Repair effectiveness: taxonomy-matched repair recovers 80–90% of injected loss per cycle. Mismatched repair recovers 10–30%. When repair targets conflict across failure types (e.g., format tightening applied to a refusal-heavy distribution), net quality may decrease.
Three repair cycles simulated. No partial matching: a repair either routes to the correct locus or it does not. Code: GitHub repository (link added at publication).
This Series
| Post | Core Claim |
|---|---|
| Model Quality | Quality drives retention; category-level variation enables causal identification |
| ARC | Trajectory shape carries signal the final score misses |
| ARC-Retention | Trajectory shape predicts 7-day return |
| WildChat | Users reveal quality gaps through prompt behavior |
| This post | Taxonomy routes loss signals to the right repair layer |
| Next | Emergent failures: measuring taxonomy lag in real user data |
Prior work. The within-version quality exposure framework, identification strategy, frozen-weights design, and GAMM specification are described in Does Making AI Smarter Actually Make People Use It More? The ARC trajectory evaluation framework is described in The Shape of a Good Answer. The ARC-retention extension is in The Shape Predicts the Return. Behavioral inference from prompt topic shifts is in How Users Vote With Their Prompts.

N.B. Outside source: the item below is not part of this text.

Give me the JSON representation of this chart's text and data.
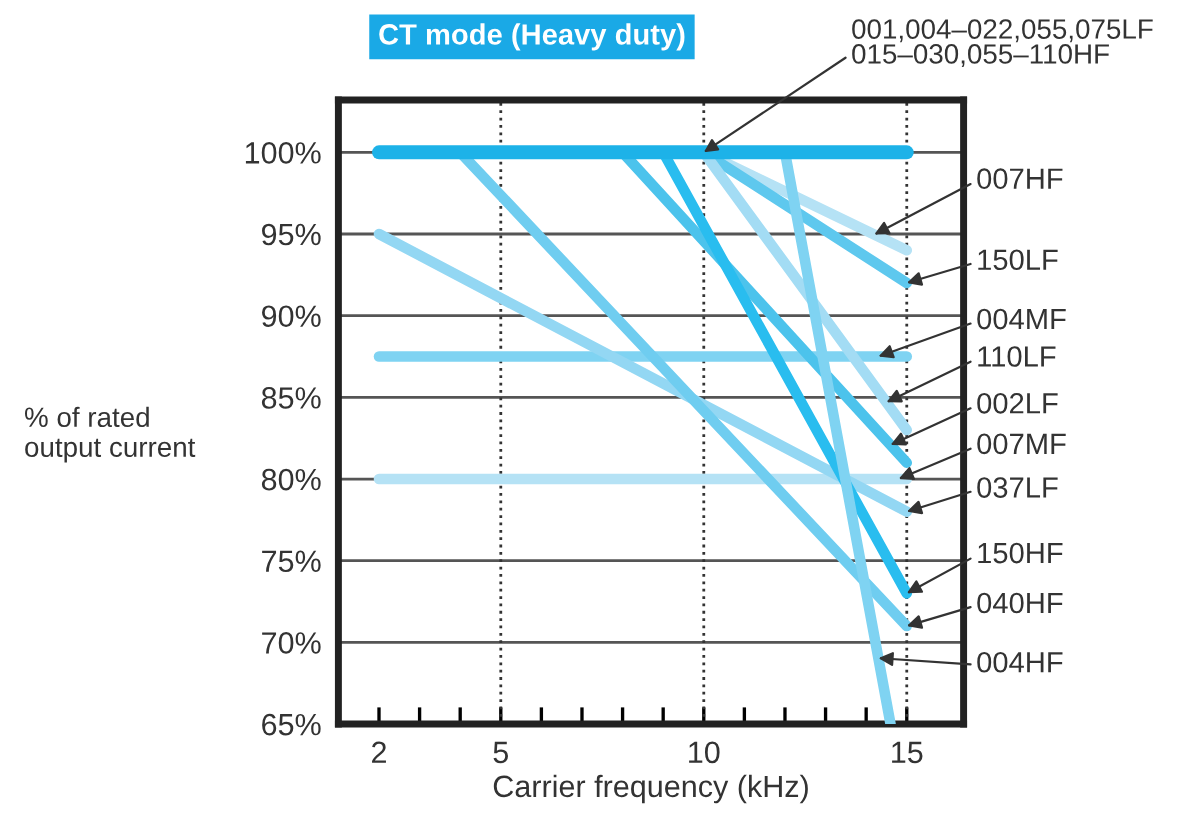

Data note. All data is synthetic. No real users, no proprietary models, no production systems. Failure type proportions are drawn from MAST (Guo et al., NeurIPS 2025). The repair effectiveness parameters (80–90% recovery for taxonomy-matched repair, 10–30% for mismatched repair) are specified in the data-generating process and are not estimated from the data.
Software. Python 3.11; numpy, pandas, matplotlib. Code available at the GitHub link above at publication.
Ideas, analysis, and opinions are my own. Generative AI was used as an editor after the writing and analysis were complete — sentence restructuring and light copy-editing. The author reviewed all suggested changes.